By Linda Gibler, OP (Houston)
What I think Earth is asking us is two-fold: to recognize that she is a source of wisdom, and to see our diminishment (as religious congregations and religious institutions of Western culture) in the context of Earth’s global ecological crisis. Put another way, what Earth is asking us is to realize that we are part of each other, to draw from Earth’s experience, and then do something to make a difference.
That we are linked to Earth and share a common future is clear in Romans 8:19. Here, Paul tells us that the whole creation is groaning like a woman in labor “waiting with eagerness for the children of God to be revealed… with the intention that the whole creation itself might be freed from its slavery to corruption and brought to the same glorious freedom as the children of God.” Paul, who expected the eschaton immediately, is writing of Earth birthing the saints who have fallen asleep into new life on the last day. With the perspective of a realized eschatology, we may rightly see this verse as suggesting that Earth’s travail will cease when the children of God wake up and realize their dignity. The Kindom of God comes into its fullness for all creation when we behave as children of God.
We (Earth, air, water, soil, creatures, humans, Dominicans) suffer from a flawed materialism and a maladaptive anthropology. In Western culture, we have wrongly believed that nature was to be controlled for human use and comfort. Simple examples include forests across the planet destroyed for human agriculture, building, and energy; and waterways on every continent overtaxed as sewage systems for ever-expanding human populations. As the forests and waters (and air and soil) are degraded by human overuse, the human populations that rely on them, along with other members of the bioregion, suffer from a lack of goods and the effect of toxins left in the environment. Perhaps when there were many fewer humans on the planet, perhaps at the time sacred scriptures first appeared around the world, a materialism based on human need was sustainable, even laudable; it is not now.
Perhaps when there were many fewer humans on the planet and we had no idea that all living beings descended from a common ancestor called to life some 4 billion years ago, a dominant world view that accepted humans as the masters of creation was not dangerous. The view that humans are so different from the rest of creation has severed much of our sense of intimacy with the very source that gave us birth, with the natural systems that nurture us, with the Earth community that sustains us. Because of what we often believe about the nature and purpose of the human, we so often fail to notice the realities our life depends upon; and that is putting our lives and the lives of the entire community around us in jeopardy.
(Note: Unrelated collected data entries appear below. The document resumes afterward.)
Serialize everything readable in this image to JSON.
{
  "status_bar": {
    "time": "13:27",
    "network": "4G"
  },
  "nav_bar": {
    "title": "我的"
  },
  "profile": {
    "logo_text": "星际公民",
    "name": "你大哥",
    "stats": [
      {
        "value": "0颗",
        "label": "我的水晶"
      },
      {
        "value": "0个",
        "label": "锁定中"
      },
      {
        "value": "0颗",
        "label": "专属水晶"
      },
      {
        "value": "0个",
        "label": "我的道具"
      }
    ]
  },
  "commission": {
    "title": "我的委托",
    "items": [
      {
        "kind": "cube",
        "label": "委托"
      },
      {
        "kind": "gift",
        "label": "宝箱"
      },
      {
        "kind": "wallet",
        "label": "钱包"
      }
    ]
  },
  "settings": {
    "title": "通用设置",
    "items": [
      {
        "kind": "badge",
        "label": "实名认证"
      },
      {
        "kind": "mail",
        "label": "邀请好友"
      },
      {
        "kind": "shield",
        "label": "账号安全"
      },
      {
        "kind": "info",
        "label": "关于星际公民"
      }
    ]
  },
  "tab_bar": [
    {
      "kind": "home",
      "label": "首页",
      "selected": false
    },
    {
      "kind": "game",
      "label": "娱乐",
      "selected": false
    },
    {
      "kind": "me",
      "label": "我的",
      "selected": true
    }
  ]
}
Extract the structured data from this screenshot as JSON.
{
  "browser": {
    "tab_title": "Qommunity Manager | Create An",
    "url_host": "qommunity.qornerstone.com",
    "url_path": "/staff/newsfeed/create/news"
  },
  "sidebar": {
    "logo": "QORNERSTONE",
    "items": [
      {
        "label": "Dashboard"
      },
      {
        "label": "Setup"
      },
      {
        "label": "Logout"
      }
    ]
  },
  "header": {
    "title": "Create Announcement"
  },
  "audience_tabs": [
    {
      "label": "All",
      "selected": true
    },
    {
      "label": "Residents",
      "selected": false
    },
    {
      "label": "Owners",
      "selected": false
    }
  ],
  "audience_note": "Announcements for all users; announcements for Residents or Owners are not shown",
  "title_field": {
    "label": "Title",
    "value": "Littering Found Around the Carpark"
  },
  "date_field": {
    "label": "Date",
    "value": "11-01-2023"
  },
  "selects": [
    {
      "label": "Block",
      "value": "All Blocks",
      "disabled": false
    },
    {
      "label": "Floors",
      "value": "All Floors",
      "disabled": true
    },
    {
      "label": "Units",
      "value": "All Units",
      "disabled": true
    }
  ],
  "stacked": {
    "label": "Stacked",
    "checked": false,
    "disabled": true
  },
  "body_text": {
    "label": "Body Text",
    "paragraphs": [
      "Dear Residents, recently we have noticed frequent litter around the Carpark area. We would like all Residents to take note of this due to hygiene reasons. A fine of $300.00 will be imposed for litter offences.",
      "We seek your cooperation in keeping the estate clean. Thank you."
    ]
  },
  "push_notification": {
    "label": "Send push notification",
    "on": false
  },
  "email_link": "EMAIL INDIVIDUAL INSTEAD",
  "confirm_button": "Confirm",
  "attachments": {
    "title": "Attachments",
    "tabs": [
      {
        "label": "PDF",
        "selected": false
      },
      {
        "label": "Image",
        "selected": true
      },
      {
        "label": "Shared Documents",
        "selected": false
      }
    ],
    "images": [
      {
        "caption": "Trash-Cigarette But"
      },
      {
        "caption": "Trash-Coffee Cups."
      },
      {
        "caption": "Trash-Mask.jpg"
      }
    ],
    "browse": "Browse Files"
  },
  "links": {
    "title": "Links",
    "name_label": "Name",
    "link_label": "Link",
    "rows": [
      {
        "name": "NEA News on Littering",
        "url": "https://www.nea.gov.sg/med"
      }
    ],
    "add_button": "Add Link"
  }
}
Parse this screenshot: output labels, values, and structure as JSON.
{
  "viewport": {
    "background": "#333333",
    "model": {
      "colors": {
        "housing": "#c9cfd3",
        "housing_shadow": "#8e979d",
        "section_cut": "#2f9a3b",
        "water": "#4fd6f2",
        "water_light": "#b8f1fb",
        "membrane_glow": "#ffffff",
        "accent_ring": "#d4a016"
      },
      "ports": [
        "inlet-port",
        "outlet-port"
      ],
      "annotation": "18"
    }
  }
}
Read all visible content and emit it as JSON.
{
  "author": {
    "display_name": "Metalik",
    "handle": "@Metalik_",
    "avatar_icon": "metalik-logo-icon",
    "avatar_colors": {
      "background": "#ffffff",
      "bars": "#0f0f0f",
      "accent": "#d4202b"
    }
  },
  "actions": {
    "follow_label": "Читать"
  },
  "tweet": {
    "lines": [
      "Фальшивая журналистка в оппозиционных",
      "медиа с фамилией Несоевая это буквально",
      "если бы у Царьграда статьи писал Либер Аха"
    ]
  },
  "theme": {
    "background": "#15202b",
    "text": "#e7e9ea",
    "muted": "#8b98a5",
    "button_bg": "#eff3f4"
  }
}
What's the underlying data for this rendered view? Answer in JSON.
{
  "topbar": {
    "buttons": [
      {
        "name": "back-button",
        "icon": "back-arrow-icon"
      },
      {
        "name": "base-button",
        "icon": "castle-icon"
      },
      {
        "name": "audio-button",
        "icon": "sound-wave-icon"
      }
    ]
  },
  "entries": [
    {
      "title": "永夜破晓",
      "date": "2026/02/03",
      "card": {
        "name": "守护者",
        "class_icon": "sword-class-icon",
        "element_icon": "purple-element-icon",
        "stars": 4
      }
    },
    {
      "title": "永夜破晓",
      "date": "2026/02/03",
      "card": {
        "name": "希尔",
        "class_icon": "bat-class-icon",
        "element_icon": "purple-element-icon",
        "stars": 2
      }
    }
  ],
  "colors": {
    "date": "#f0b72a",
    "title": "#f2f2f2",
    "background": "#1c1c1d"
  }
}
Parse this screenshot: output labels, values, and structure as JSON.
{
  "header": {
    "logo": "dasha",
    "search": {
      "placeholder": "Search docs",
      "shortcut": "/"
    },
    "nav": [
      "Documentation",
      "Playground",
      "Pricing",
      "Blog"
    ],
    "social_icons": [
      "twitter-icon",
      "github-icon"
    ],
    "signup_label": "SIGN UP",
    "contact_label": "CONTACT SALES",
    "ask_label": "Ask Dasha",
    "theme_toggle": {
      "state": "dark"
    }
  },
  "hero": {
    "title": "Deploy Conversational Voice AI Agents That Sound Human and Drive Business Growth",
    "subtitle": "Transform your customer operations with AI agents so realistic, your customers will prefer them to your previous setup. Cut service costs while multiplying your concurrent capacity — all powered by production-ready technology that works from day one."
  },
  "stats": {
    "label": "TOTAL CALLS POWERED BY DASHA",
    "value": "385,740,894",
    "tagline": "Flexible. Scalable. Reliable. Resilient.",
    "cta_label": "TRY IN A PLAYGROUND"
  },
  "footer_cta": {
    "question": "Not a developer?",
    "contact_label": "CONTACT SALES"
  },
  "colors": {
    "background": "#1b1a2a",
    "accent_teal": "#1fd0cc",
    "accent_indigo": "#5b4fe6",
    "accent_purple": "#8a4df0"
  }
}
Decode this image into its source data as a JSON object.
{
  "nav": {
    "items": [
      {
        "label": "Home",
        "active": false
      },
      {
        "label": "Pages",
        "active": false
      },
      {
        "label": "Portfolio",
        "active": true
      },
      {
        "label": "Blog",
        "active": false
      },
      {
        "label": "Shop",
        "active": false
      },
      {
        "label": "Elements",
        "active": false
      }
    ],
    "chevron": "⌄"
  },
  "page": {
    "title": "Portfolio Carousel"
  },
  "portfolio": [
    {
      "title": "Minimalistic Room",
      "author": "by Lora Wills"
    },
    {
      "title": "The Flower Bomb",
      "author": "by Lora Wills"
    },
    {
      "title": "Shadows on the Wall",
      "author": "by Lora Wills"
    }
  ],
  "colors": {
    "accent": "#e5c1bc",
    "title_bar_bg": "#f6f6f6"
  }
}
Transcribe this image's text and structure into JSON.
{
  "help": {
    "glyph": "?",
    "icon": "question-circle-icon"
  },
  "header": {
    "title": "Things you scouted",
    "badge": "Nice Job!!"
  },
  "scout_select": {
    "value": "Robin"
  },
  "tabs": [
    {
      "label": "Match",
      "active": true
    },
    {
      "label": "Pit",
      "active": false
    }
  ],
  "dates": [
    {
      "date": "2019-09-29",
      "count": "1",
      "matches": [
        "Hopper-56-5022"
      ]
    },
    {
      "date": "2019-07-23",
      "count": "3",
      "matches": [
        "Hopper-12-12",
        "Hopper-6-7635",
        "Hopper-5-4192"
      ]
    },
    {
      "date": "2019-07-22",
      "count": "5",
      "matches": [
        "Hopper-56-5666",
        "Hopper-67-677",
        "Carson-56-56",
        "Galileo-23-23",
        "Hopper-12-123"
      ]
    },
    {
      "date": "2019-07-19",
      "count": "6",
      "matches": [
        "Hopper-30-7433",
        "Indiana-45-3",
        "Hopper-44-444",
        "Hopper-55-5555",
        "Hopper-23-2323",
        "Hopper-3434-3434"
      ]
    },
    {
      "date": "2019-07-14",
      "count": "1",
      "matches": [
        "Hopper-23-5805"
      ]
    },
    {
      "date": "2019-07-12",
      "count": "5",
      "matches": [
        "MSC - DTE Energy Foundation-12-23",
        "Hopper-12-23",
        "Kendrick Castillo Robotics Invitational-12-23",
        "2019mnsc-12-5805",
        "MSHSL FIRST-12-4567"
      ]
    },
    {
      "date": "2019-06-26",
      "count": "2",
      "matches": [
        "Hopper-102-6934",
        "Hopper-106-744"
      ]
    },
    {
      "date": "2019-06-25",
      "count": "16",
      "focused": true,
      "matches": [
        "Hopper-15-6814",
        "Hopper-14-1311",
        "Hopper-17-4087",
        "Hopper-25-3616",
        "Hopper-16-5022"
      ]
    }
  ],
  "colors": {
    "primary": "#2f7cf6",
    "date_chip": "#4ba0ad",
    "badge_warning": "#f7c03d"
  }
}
The beliefs of Western culture, particularly its materialism and anthropology, have eroded its future. Educational systems, financial systems, political systems, and religious systems, as well as global ecological systems, are faltering all around us. The diminishment we feel as members of Dominican congregations and provinces in North America is a microcosm of a much larger reality.
But don’t despair!
Even though humans have never been in such a predicament, have never been immersed in a community on the verge of total global collapse and singled out as the cause of that collapse, Earth herself has survived this before. Earth has survived and, through her God-given creativity, actually thrived after five previous major extinctions. Even though this time the potential destruction goes deeper than in any other extinction—because of the damaging effects of nuclear radiation and human-made nerve toxins on all creatures’ DNA—Earth has something to teach us about how to live in a period of diminishment.
The first thing we notice when we look to Earth as a source of wisdom is that over the 3.8 billion years since God called forth the first life on Earth, 99 percent of all species ever created have gone extinct despite God’s love for them. Adaptation is the way of life. Not adapting is the way to guarantee extinction. For a species to survive, it needs to do two things: acquire the energy it needs, and raise offspring to maturity. As environments change, how a species gathers energy (or food for the day) changes. As a group navigates its energy choices, it has to pass on its successful choices to the young ones so they can survive to raise the next generation. How the Order adapts to these times of global, congregational, and personal diminishment in terms of energy (spiritual and physical) and what we teach our young (in formation programs and in the classroom) will determine how well and if we will survive.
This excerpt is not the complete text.